The problem is that Stokes theorem is in a different form. The constant vector here I think is the k=dA.

I really can't think of what to do

Last edited:

DryRun
Gold Member
Well, $\vec F$ is the vector field, but i'm not sure what $||\vec F||$ represents in the original equation.

I made an error. It is a squared term.

DryRun
Gold Member
Assuming that there are no more mistakes in your first post, $\vec k$ represents the outward unit normal vector from the surface, S.

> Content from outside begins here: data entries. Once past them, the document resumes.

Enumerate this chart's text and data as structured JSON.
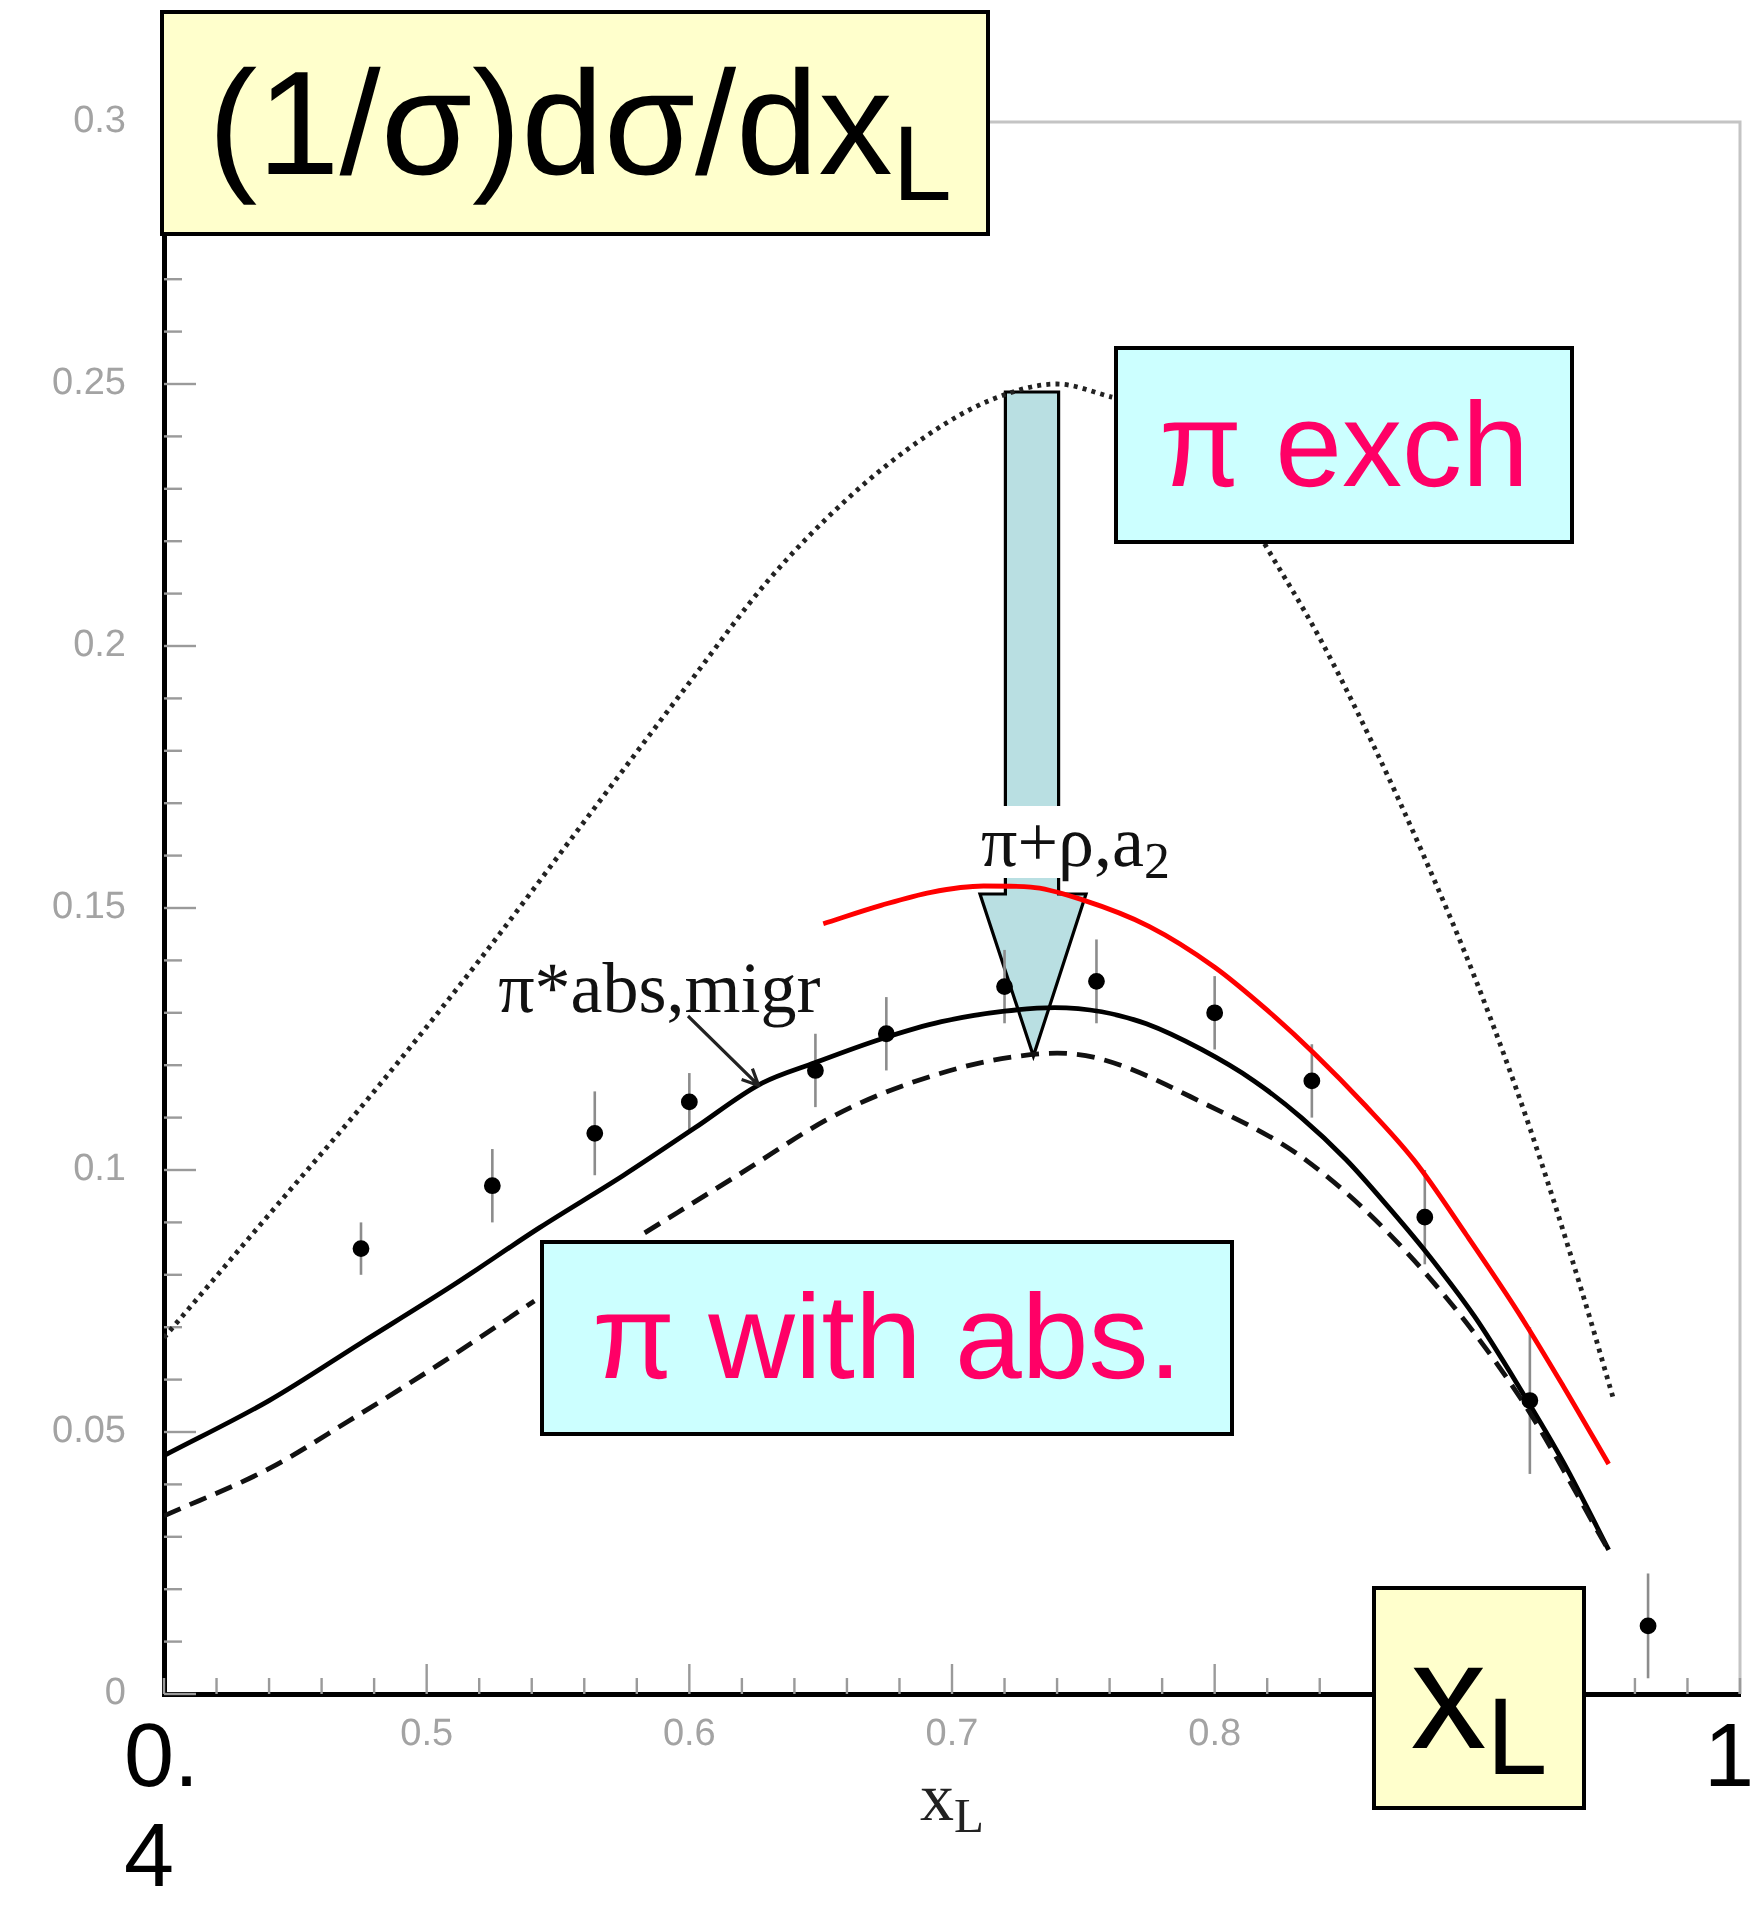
{
  "chart_data": {
    "type": "line",
    "ylabel": "(1/σ)dσ/dx$_{L}$",
    "xlabel": "x$_{L}$",
    "xlim": [
      0.4,
      1
    ],
    "ylim": [
      0,
      0.3
    ],
    "xticks": [
      {
        "value": 0.4,
        "label": null
      },
      {
        "value": 0.42,
        "label": null
      },
      {
        "value": 0.44,
        "label": null
      },
      {
        "value": 0.46,
        "label": null
      },
      {
        "value": 0.48,
        "label": null
      },
      0.5,
      {
        "value": 0.52,
        "label": null
      },
      {
        "value": 0.54,
        "label": null
      },
      {
        "value": 0.56,
        "label": null
      },
      {
        "value": 0.58,
        "label": null
      },
      0.6,
      {
        "value": 0.62,
        "label": null
      },
      {
        "value": 0.64,
        "label": null
      },
      {
        "value": 0.66,
        "label": null
      },
      {
        "value": 0.68,
        "label": null
      },
      0.7,
      {
        "value": 0.72,
        "label": null
      },
      {
        "value": 0.74,
        "label": null
      },
      {
        "value": 0.76,
        "label": null
      },
      {
        "value": 0.78,
        "label": null
      },
      0.8,
      {
        "value": 0.82,
        "label": null
      },
      {
        "value": 0.84,
        "label": null
      },
      {
        "value": 0.96,
        "label": null
      },
      {
        "value": 0.98,
        "label": null
      },
      {
        "value": 1,
        "label": null
      }
    ],
    "yticks": [
      0,
      {
        "value": 0.01,
        "label": null
      },
      {
        "value": 0.02,
        "label": null
      },
      {
        "value": 0.03,
        "label": null
      },
      {
        "value": 0.04,
        "label": null
      },
      0.05,
      {
        "value": 0.06,
        "label": null
      },
      {
        "value": 0.07,
        "label": null
      },
      {
        "value": 0.08,
        "label": null
      },
      {
        "value": 0.09,
        "label": null
      },
      0.1,
      {
        "value": 0.11,
        "label": null
      },
      {
        "value": 0.12,
        "label": null
      },
      {
        "value": 0.13,
        "label": null
      },
      {
        "value": 0.14,
        "label": null
      },
      0.15,
      {
        "value": 0.16,
        "label": null
      },
      {
        "value": 0.17,
        "label": null
      },
      {
        "value": 0.18,
        "label": null
      },
      {
        "value": 0.19,
        "label": null
      },
      0.2,
      {
        "value": 0.21,
        "label": null
      },
      {
        "value": 0.22,
        "label": null
      },
      {
        "value": 0.23,
        "label": null
      },
      {
        "value": 0.24,
        "label": null
      },
      0.25,
      {
        "value": 0.26,
        "label": null
      },
      {
        "value": 0.27,
        "label": null
      },
      0.3
    ],
    "marker": "none",
    "series": [
      {
        "line_style": "dotted",
        "color": "#222222",
        "x": [
          0.4,
          0.44,
          0.48,
          0.52,
          0.56,
          0.6,
          0.63,
          0.66,
          0.69,
          0.715,
          0.74,
          0.761,
          0.79,
          0.819,
          0.84,
          0.86,
          0.88,
          0.9,
          0.92,
          0.94,
          0.952
        ],
        "values": [
          0.068,
          0.0915,
          0.115,
          0.14,
          0.1665,
          0.193,
          0.2125,
          0.228,
          0.24,
          0.247,
          0.25,
          0.2475,
          null,
          0.2195,
          0.2015,
          0.1815,
          0.1595,
          0.1355,
          0.108,
          0.0765,
          0.056
        ]
      },
      {
        "line_style": "dashed",
        "color": "#111111",
        "x": [
          0.4,
          0.44,
          0.47,
          0.505,
          0.541,
          0.562,
          0.583,
          0.62,
          0.652,
          0.673,
          0.703,
          0.722,
          0.74,
          0.758,
          0.794,
          0.835,
          0.876,
          0.916,
          0.95
        ],
        "values": [
          0.034,
          0.043,
          0.052,
          0.063,
          0.075,
          null,
          0.088,
          0.0995,
          0.1095,
          0.1145,
          0.1195,
          0.1215,
          0.1223,
          0.121,
          0.1132,
          0.1018,
          0.0827,
          0.0568,
          0.0274
        ]
      },
      {
        "line_style": "solid",
        "color": "#000000",
        "x": [
          0.4,
          0.44,
          0.475,
          0.51,
          0.543,
          0.575,
          0.602,
          0.627,
          0.648,
          0.673,
          0.696,
          0.72,
          0.739,
          0.757,
          0.774,
          0.795,
          0.815,
          0.833,
          0.85,
          0.866,
          0.881,
          0.899,
          0.916,
          0.933,
          0.95
        ],
        "values": [
          0.0455,
          0.056,
          0.067,
          0.078,
          0.089,
          0.099,
          0.108,
          0.1164,
          0.1205,
          0.125,
          0.1283,
          0.1303,
          0.131,
          0.1302,
          0.1279,
          0.123,
          0.117,
          0.11,
          0.102,
          0.093,
          0.084,
          0.072,
          0.0585,
          0.044,
          0.0275
        ]
      },
      {
        "line_style": "solid",
        "color": "#ff0000",
        "x": [
          0.651,
          0.673,
          0.692,
          0.712,
          0.73,
          0.75,
          0.775,
          0.8,
          0.82,
          0.838,
          0.857,
          0.876,
          0.896,
          0.916,
          0.933,
          0.95
        ],
        "values": [
          0.147,
          0.1505,
          0.153,
          0.1542,
          0.154,
          0.1515,
          0.1465,
          0.1387,
          0.1305,
          0.1222,
          0.1125,
          0.1018,
          0.0875,
          0.0725,
          0.0585,
          0.0439
        ]
      },
      {
        "type": "scatter",
        "marker": "circle",
        "color": "#000000",
        "x": [
          0.475,
          0.525,
          0.564,
          0.6,
          0.648,
          0.675,
          0.72,
          0.755,
          0.8,
          0.837,
          0.88,
          0.92,
          0.965
        ],
        "values": [
          0.085,
          0.097,
          0.107,
          0.113,
          0.119,
          0.126,
          0.135,
          0.136,
          0.13,
          0.117,
          0.091,
          0.056,
          0.013
        ],
        "errors": [
          0.005,
          0.007,
          0.008,
          0.0055,
          0.007,
          0.007,
          0.007,
          0.008,
          0.007,
          0.007,
          0.009,
          0.014,
          0.01
        ]
      }
    ],
    "annotations": [
      {
        "text": "π*abs,migr",
        "x": 0.627,
        "y": 0.116
      },
      {
        "text": "π+ρ,a$_{2}$",
        "x": 0.747,
        "y": 0.152
      },
      "π exch",
      "π with abs.",
      "x$_{L}$",
      "0.4",
      "1"
    ]
  }
}
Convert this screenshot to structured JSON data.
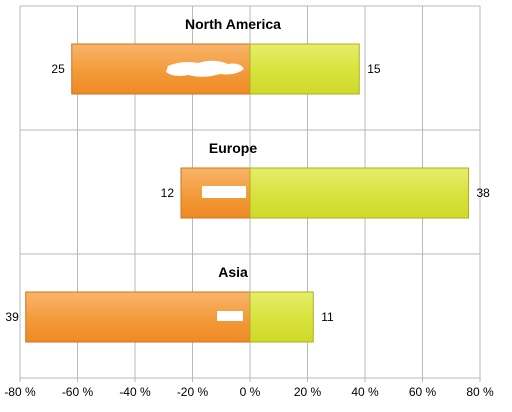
{
  "chart_data": {
    "type": "bar",
    "orientation": "horizontal",
    "diverging": true,
    "categories": [
      "North America",
      "Europe",
      "Asia"
    ],
    "series": [
      {
        "side": "left",
        "values": [
          -62,
          -24,
          -78
        ],
        "labels": [
          "25",
          "12",
          "39"
        ],
        "color": "#f39a3a"
      },
      {
        "side": "right",
        "values": [
          38,
          76,
          22
        ],
        "labels": [
          "15",
          "38",
          "11"
        ],
        "color": "#d8e23c"
      }
    ],
    "xlim": [
      -80,
      80
    ],
    "x_ticks": [
      -80,
      -60,
      -40,
      -20,
      0,
      20,
      40,
      60,
      80
    ],
    "x_tick_labels": [
      "-80 %",
      "-60 %",
      "-40 %",
      "-20 %",
      "0 %",
      "20 %",
      "40 %",
      "60 %",
      "80 %"
    ],
    "grid": true,
    "legend": "none",
    "colors": {
      "gridline": "#b8b8b8",
      "left_border": "#c8741f",
      "right_border": "#aab21c"
    }
  }
}
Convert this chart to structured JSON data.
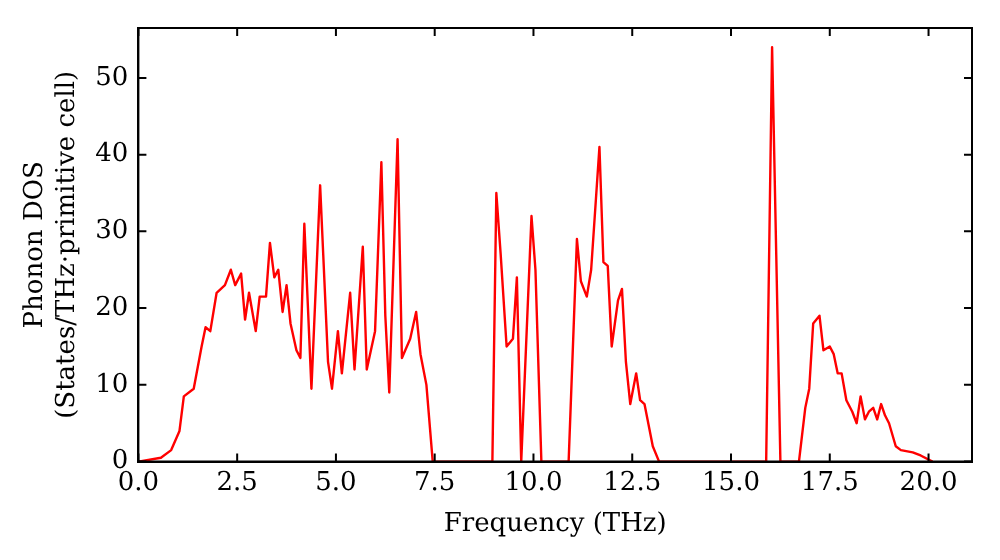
{
  "chart_data": {
    "type": "line",
    "xlabel": "Frequency (THz)",
    "ylabel": "Phonon DOS\n(States/THz·primitive cell)",
    "x": [
      0,
      0.57,
      0.83,
      1.04,
      1.15,
      1.4,
      1.6,
      1.7,
      1.82,
      1.98,
      2.19,
      2.34,
      2.45,
      2.6,
      2.7,
      2.8,
      2.97,
      3.07,
      3.23,
      3.33,
      3.44,
      3.54,
      3.65,
      3.75,
      3.85,
      4.0,
      4.1,
      4.2,
      4.38,
      4.6,
      4.8,
      4.9,
      5.05,
      5.15,
      5.36,
      5.47,
      5.68,
      5.78,
      5.99,
      6.15,
      6.25,
      6.35,
      6.56,
      6.67,
      6.88,
      7.03,
      7.14,
      7.29,
      7.45,
      8.96,
      9.06,
      9.17,
      9.32,
      9.48,
      9.58,
      9.69,
      9.95,
      10.05,
      10.2,
      10.89,
      11.1,
      11.2,
      11.35,
      11.46,
      11.67,
      11.77,
      11.88,
      11.98,
      12.14,
      12.24,
      12.34,
      12.45,
      12.6,
      12.7,
      12.81,
      13.02,
      13.18,
      15.89,
      16.04,
      16.25,
      16.72,
      16.88,
      16.98,
      17.08,
      17.24,
      17.34,
      17.5,
      17.6,
      17.7,
      17.8,
      17.92,
      18.07,
      18.18,
      18.28,
      18.39,
      18.49,
      18.6,
      18.7,
      18.8,
      18.9,
      19.0,
      19.17,
      19.3,
      19.6,
      19.8,
      20.1
    ],
    "series": [
      {
        "color": "#ff0000",
        "values": [
          0,
          0.5,
          1.5,
          4,
          8.5,
          9.5,
          15,
          17.5,
          17,
          22,
          23,
          25,
          23,
          24.5,
          18.5,
          22,
          17,
          21.5,
          21.5,
          28.5,
          24,
          25,
          19.5,
          23,
          18,
          14.5,
          13.5,
          31,
          9.5,
          36,
          13,
          9.5,
          17,
          11.5,
          22,
          12,
          28,
          12,
          17,
          39,
          19,
          9,
          42,
          13.5,
          16,
          19.5,
          14,
          10,
          0,
          0,
          35,
          27,
          15,
          16,
          24,
          0,
          32,
          25,
          0,
          0,
          29,
          23.5,
          21.5,
          25,
          41,
          26,
          25.5,
          15,
          21,
          22.5,
          13,
          7.5,
          11.5,
          8,
          7.5,
          2,
          0,
          0,
          54,
          0,
          0,
          7,
          9.5,
          18,
          19,
          14.5,
          15,
          14,
          11.5,
          11.5,
          8,
          6.5,
          5,
          8.5,
          5.5,
          6.5,
          7,
          5.5,
          7.5,
          6,
          5,
          2,
          1.5,
          1.2,
          0.8,
          0
        ]
      }
    ],
    "xlim": [
      0,
      21.1
    ],
    "ylim": [
      0,
      56.5
    ],
    "xticks": [
      {
        "value": 0,
        "label": "0.0"
      },
      {
        "value": 2.5,
        "label": "2.5"
      },
      {
        "value": 5,
        "label": "5.0"
      },
      {
        "value": 7.5,
        "label": "7.5"
      },
      {
        "value": 10,
        "label": "10.0"
      },
      {
        "value": 12.5,
        "label": "12.5"
      },
      {
        "value": 15,
        "label": "15.0"
      },
      {
        "value": 17.5,
        "label": "17.5"
      },
      {
        "value": 20,
        "label": "20.0"
      }
    ],
    "yticks": [
      0,
      10,
      20,
      30,
      40,
      50
    ],
    "grid": false,
    "legend": false,
    "marker": "none",
    "line_style": "solid"
  }
}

Maybe you should use Stokes' theorem for each component of the original vector-valued integral
$$\vec{I}= \oint ||\vec{F}||^2 d\vec{F}$$
$$I_x = \oint (||\vec{F}||^2 \vec{e}_x) \cdot d\vec{F}$$
etc. Now it's in the correct form.

Maybe you should use Stokes' theorem for each component of the original vector-valued integral
$$\vec{I}= \oint ||\vec{F}||^2 d\vec{F}$$
$$I_x = \oint (||\vec{F}||^2 \vec{e}_x) \cdot d\vec{F}$$
etc. Now it's in the correct form.

I dont understand this?

I dont understand this?

$\vec{e}_x$ is the unit vector in x-direction. The lower integral is just the x-component of your full integral. You can calculate this by taking the dot product with $\vec{e}_x$.